鎌田眼科医院 院長 鎌田 一一(徳島市二軒屋町3丁目

 初めにコンタクトレンズの種類について述べます。

 <酸素透過性ハードコンタクトレンズ>

 酸素を通す素材で作られたハードレンズで、強度の近視や乱視矯正に優れています。ソフトレンズより硬いので、慣れるのに少し時間がかかり、異物感があります。しかし角膜に傷ができたときは、痛いのですぐに気づき、レンズを外すため、結果的に傷が深くならずに済みます。夜は必ず外して、清拭(せいしき)消毒液に漬けておくことが必要です。

 <ソフトコンタクトレンズ>

 柔らかい素材で作られた弾力性のあるレンズです。異物感が少なく、レンズの直径も角膜より大きいので落ちにくく、激しいスポーツに適しています。しかしハードレンズより破れやすく短命で、矯正能力は劣り、乱視を矯正する力は弱いようです。

 また角膜に傷ができても痛みを感じにくいので、外すのが遅れて重症化しやすくなります。これも夜は必ず外して消毒液に漬けておくことが必要です。

 <ディスポーザブルレンズ(使い捨てレンズ)>

 毎日使い捨てるレンズと1週間連続装用レンズ、2週間装用レンズの3種類あります。毎日使い捨てるレンズは、平常はメガネを使用し、必要な日だけ使用することもできます。1週間連続装用レンズは7日間、就寝時も入れたままで、8日目に新しいレンズに交換します。2週間装用レンズは、夜は外して消毒液に漬け、2週間すれば新しいレンズに交換します。

 使い捨てレンズは、レンズの汚れを気にせず、常に新しいレンズが使用できる利点がありますが、高価です。旅行のとき夜の消毒に煩わされず、またスペアを持っているので安心できます。

 そもそもコンタクトレンズは、目にとっては異物です。レンズが絶対的に必要なのは、度が強すぎてメガネで十分に視力が矯正できないとき、左右の度が違い過ぎるとき、スポーツをするとき-です。

 そのほかに、メガネでは格好悪いという美的必要性から使用する人や、ときにはカラーコンタクトを入れて青い目や茶色い目に変えたいと希望する人もいます。

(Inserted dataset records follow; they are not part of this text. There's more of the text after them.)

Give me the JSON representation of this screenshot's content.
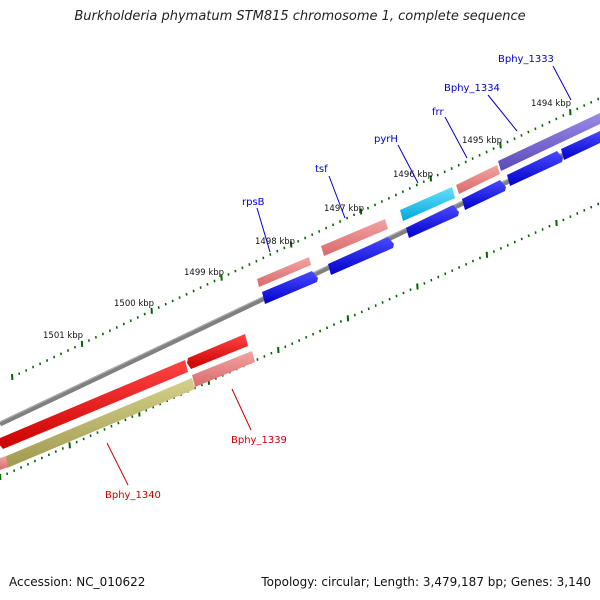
{
  "header": {
    "title": "Burkholderia phymatum STM815 chromosome 1, complete sequence"
  },
  "footer": {
    "accession": "Accession: NC_010622",
    "summary": "Topology: circular; Length: 3,479,187 bp; Genes: 3,140"
  },
  "map": {
    "tick_labels": [
      "1494 kbp",
      "1495 kbp",
      "1496 kbp",
      "1497 kbp",
      "1498 kbp",
      "1499 kbp",
      "1500 kbp",
      "1501 kbp"
    ],
    "genes": [
      {
        "id": "bphy1333",
        "label": "Bphy_1333",
        "strand": "forward",
        "color": "#7a6ad8"
      },
      {
        "id": "bphy1334",
        "label": "Bphy_1334",
        "strand": "forward",
        "color": "#0000ee"
      },
      {
        "id": "frr",
        "label": "frr",
        "strand": "forward",
        "color": "#0000ee"
      },
      {
        "id": "pyrH",
        "label": "pyrH",
        "strand": "forward",
        "color": "#22c4ee"
      },
      {
        "id": "tsf",
        "label": "tsf",
        "strand": "forward",
        "color": "#0000ee"
      },
      {
        "id": "rpsB",
        "label": "rpsB",
        "strand": "forward",
        "color": "#0000ee"
      },
      {
        "id": "bphy1339",
        "label": "Bphy_1339",
        "strand": "reverse",
        "color": "#ee1111"
      },
      {
        "id": "bphy1340",
        "label": "Bphy_1340",
        "strand": "reverse",
        "color": "#ee1111"
      }
    ],
    "label_colors": {
      "forward": "#0000cc",
      "reverse": "#cc0000"
    },
    "backbone_color": "#808080",
    "tick_color": "#006600",
    "pink_color": "#ee8888",
    "olive_color": "#b8b46a"
  }
}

 さて、質問の件ですが、中学生には、まず酸素透過性ハードレンズをお勧めします。初めは多少異物感がありますが、慣れると気にならなくなり、落ちやすいことはあっても、ほかのレンズより入れやすいと思われます。年始の高校ラグビー戦でも、レンズが外れて入れ直す場面が何度かありました。ハードレンズにどうしてもなじめなければ、使い捨てレンズを使用しても差し支えありません。

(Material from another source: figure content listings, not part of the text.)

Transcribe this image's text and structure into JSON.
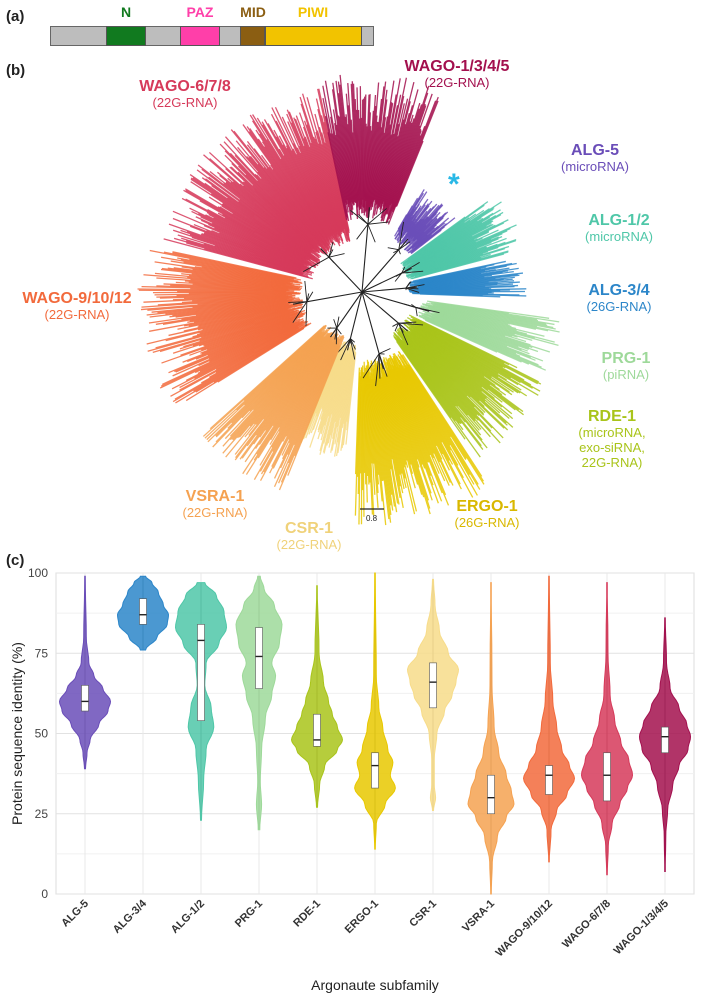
{
  "panels": {
    "a": "(a)",
    "b": "(b)",
    "c": "(c)"
  },
  "domains": [
    {
      "name": "N",
      "color": "#117a1f"
    },
    {
      "name": "PAZ",
      "color": "#ff3fa9"
    },
    {
      "name": "MID",
      "color": "#8b5e12"
    },
    {
      "name": "PIWI",
      "color": "#f2c300"
    }
  ],
  "tree": {
    "asterisk": "*",
    "asterisk_color": "#29b8e6",
    "scale_label": "0.8",
    "clades": [
      {
        "name": "WAGO-6/7/8",
        "sub": "(22G-RNA)",
        "color": "#d63a5a"
      },
      {
        "name": "WAGO-1/3/4/5",
        "sub": "(22G-RNA)",
        "color": "#a3104e"
      },
      {
        "name": "ALG-5",
        "sub": "(microRNA)",
        "color": "#6a4db8"
      },
      {
        "name": "ALG-1/2",
        "sub": "(microRNA)",
        "color": "#4fc7a8"
      },
      {
        "name": "ALG-3/4",
        "sub": "(26G-RNA)",
        "color": "#2c86c9"
      },
      {
        "name": "PRG-1",
        "sub": "(piRNA)",
        "color": "#9ed99a"
      },
      {
        "name": "RDE-1",
        "sub": "(microRNA,\nexo-siRNA,\n22G-RNA)",
        "color": "#a9c41a"
      },
      {
        "name": "ERGO-1",
        "sub": "(26G-RNA)",
        "color": "#e8c800"
      },
      {
        "name": "CSR-1",
        "sub": "(22G-RNA)",
        "color": "#f7dc8a"
      },
      {
        "name": "VSRA-1",
        "sub": "(22G-RNA)",
        "color": "#f5a251"
      },
      {
        "name": "WAGO-9/10/12",
        "sub": "(22G-RNA)",
        "color": "#f26a3c"
      }
    ]
  },
  "chart_data": {
    "type": "violin",
    "xlabel": "Argonaute subfamily",
    "ylabel": "Protein sequence identity (%)",
    "ylim": [
      0,
      100
    ],
    "yticks": [
      0,
      25,
      50,
      75,
      100
    ],
    "categories": [
      "ALG-5",
      "ALG-3/4",
      "ALG-1/2",
      "PRG-1",
      "RDE-1",
      "ERGO-1",
      "CSR-1",
      "VSRA-1",
      "WAGO-9/10/12",
      "WAGO-6/7/8",
      "WAGO-1/3/4/5"
    ],
    "colors": [
      "#6a4db8",
      "#2c86c9",
      "#4fc7a8",
      "#9ed99a",
      "#a9c41a",
      "#e8c800",
      "#f7dc8a",
      "#f5a251",
      "#f26a3c",
      "#d63a5a",
      "#a3104e"
    ],
    "series": [
      {
        "category": "ALG-5",
        "min": 39,
        "max": 99,
        "q1": 57,
        "median": 60,
        "q3": 65,
        "profile": [
          [
            39,
            0.02
          ],
          [
            44,
            0.08
          ],
          [
            48,
            0.2
          ],
          [
            53,
            0.55
          ],
          [
            57,
            0.9
          ],
          [
            60,
            1.0
          ],
          [
            64,
            0.7
          ],
          [
            68,
            0.35
          ],
          [
            72,
            0.15
          ],
          [
            80,
            0.05
          ],
          [
            99,
            0.01
          ]
        ]
      },
      {
        "category": "ALG-3/4",
        "min": 76,
        "max": 99,
        "q1": 84,
        "median": 87,
        "q3": 92,
        "profile": [
          [
            76,
            0.1
          ],
          [
            80,
            0.55
          ],
          [
            84,
            0.95
          ],
          [
            87,
            1.0
          ],
          [
            90,
            0.8
          ],
          [
            94,
            0.6
          ],
          [
            97,
            0.35
          ],
          [
            99,
            0.1
          ]
        ]
      },
      {
        "category": "ALG-1/2",
        "min": 23,
        "max": 97,
        "q1": 54,
        "median": 79,
        "q3": 84,
        "profile": [
          [
            23,
            0.02
          ],
          [
            35,
            0.1
          ],
          [
            45,
            0.2
          ],
          [
            52,
            0.5
          ],
          [
            58,
            0.4
          ],
          [
            65,
            0.15
          ],
          [
            72,
            0.2
          ],
          [
            78,
            0.7
          ],
          [
            83,
            1.0
          ],
          [
            88,
            0.9
          ],
          [
            93,
            0.6
          ],
          [
            97,
            0.15
          ]
        ]
      },
      {
        "category": "PRG-1",
        "min": 20,
        "max": 99,
        "q1": 64,
        "median": 74,
        "q3": 83,
        "profile": [
          [
            20,
            0.03
          ],
          [
            28,
            0.1
          ],
          [
            35,
            0.05
          ],
          [
            45,
            0.1
          ],
          [
            55,
            0.25
          ],
          [
            62,
            0.5
          ],
          [
            68,
            0.65
          ],
          [
            72,
            0.5
          ],
          [
            78,
            0.8
          ],
          [
            84,
            0.9
          ],
          [
            90,
            0.6
          ],
          [
            95,
            0.2
          ],
          [
            99,
            0.05
          ]
        ]
      },
      {
        "category": "RDE-1",
        "min": 27,
        "max": 96,
        "q1": 46,
        "median": 48,
        "q3": 56,
        "profile": [
          [
            27,
            0.02
          ],
          [
            34,
            0.1
          ],
          [
            40,
            0.3
          ],
          [
            45,
            0.8
          ],
          [
            48,
            1.0
          ],
          [
            52,
            0.8
          ],
          [
            56,
            0.6
          ],
          [
            60,
            0.45
          ],
          [
            66,
            0.25
          ],
          [
            75,
            0.08
          ],
          [
            96,
            0.01
          ]
        ]
      },
      {
        "category": "ERGO-1",
        "min": 14,
        "max": 100,
        "q1": 33,
        "median": 40,
        "q3": 44,
        "profile": [
          [
            14,
            0.01
          ],
          [
            22,
            0.05
          ],
          [
            28,
            0.4
          ],
          [
            33,
            0.8
          ],
          [
            37,
            0.6
          ],
          [
            41,
            0.7
          ],
          [
            45,
            0.5
          ],
          [
            52,
            0.3
          ],
          [
            58,
            0.15
          ],
          [
            68,
            0.05
          ],
          [
            100,
            0.01
          ]
        ]
      },
      {
        "category": "CSR-1",
        "min": 26,
        "max": 98,
        "q1": 58,
        "median": 66,
        "q3": 72,
        "profile": [
          [
            26,
            0.02
          ],
          [
            30,
            0.1
          ],
          [
            34,
            0.05
          ],
          [
            42,
            0.05
          ],
          [
            50,
            0.15
          ],
          [
            57,
            0.45
          ],
          [
            62,
            0.75
          ],
          [
            66,
            0.9
          ],
          [
            70,
            1.0
          ],
          [
            75,
            0.6
          ],
          [
            82,
            0.25
          ],
          [
            90,
            0.08
          ],
          [
            98,
            0.02
          ]
        ]
      },
      {
        "category": "VSRA-1",
        "min": 0,
        "max": 97,
        "q1": 25,
        "median": 30,
        "q3": 37,
        "profile": [
          [
            0,
            0.01
          ],
          [
            10,
            0.05
          ],
          [
            18,
            0.25
          ],
          [
            24,
            0.6
          ],
          [
            28,
            0.9
          ],
          [
            32,
            0.8
          ],
          [
            37,
            0.6
          ],
          [
            44,
            0.3
          ],
          [
            52,
            0.12
          ],
          [
            65,
            0.04
          ],
          [
            97,
            0.01
          ]
        ]
      },
      {
        "category": "WAGO-9/10/12",
        "min": 10,
        "max": 99,
        "q1": 31,
        "median": 37,
        "q3": 40,
        "profile": [
          [
            10,
            0.01
          ],
          [
            20,
            0.08
          ],
          [
            26,
            0.3
          ],
          [
            31,
            0.7
          ],
          [
            36,
            1.0
          ],
          [
            40,
            0.8
          ],
          [
            45,
            0.5
          ],
          [
            52,
            0.3
          ],
          [
            60,
            0.15
          ],
          [
            72,
            0.05
          ],
          [
            99,
            0.01
          ]
        ]
      },
      {
        "category": "WAGO-6/7/8",
        "min": 6,
        "max": 97,
        "q1": 29,
        "median": 37,
        "q3": 44,
        "profile": [
          [
            6,
            0.01
          ],
          [
            15,
            0.05
          ],
          [
            22,
            0.2
          ],
          [
            28,
            0.5
          ],
          [
            33,
            0.8
          ],
          [
            37,
            1.0
          ],
          [
            42,
            0.85
          ],
          [
            47,
            0.55
          ],
          [
            54,
            0.3
          ],
          [
            62,
            0.12
          ],
          [
            75,
            0.04
          ],
          [
            97,
            0.01
          ]
        ]
      },
      {
        "category": "WAGO-1/3/4/5",
        "min": 7,
        "max": 86,
        "q1": 44,
        "median": 49,
        "q3": 52,
        "profile": [
          [
            7,
            0.01
          ],
          [
            18,
            0.03
          ],
          [
            26,
            0.1
          ],
          [
            34,
            0.3
          ],
          [
            40,
            0.55
          ],
          [
            45,
            0.9
          ],
          [
            49,
            1.0
          ],
          [
            53,
            0.85
          ],
          [
            58,
            0.55
          ],
          [
            64,
            0.2
          ],
          [
            72,
            0.06
          ],
          [
            86,
            0.01
          ]
        ]
      }
    ]
  }
}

 コンタクトレンズは、近年急速に普及しています。しかし装着による目の障害が多くの人に起きている現状が全国調査で明らかになりました。誇大広告や安売りコンタクトレンズ広告などのはんらんで、レンズが一般物品であるかのようなイメージが広がっていますが、レンズは医療用具であることを忘れず、適切に使用してください。

 安易に扱うと、角膜炎、潰瘍(かいよう)などで角膜が混濁したり、傷に化のう菌が感染したり、時にはアカントアメーバが感染して失明の危険を招くこともあります。

 コンタクトレンズの使用に当たっては、購入時には眼科専門医から十分な指導を受ける、購入後も眼科専門医の定期検診を受ける、装用中、少しでも異物感や目の痛みがあれば、直ちに取り外す、レンズの使用期間を過ぎて使わない-を絶対に守ってください。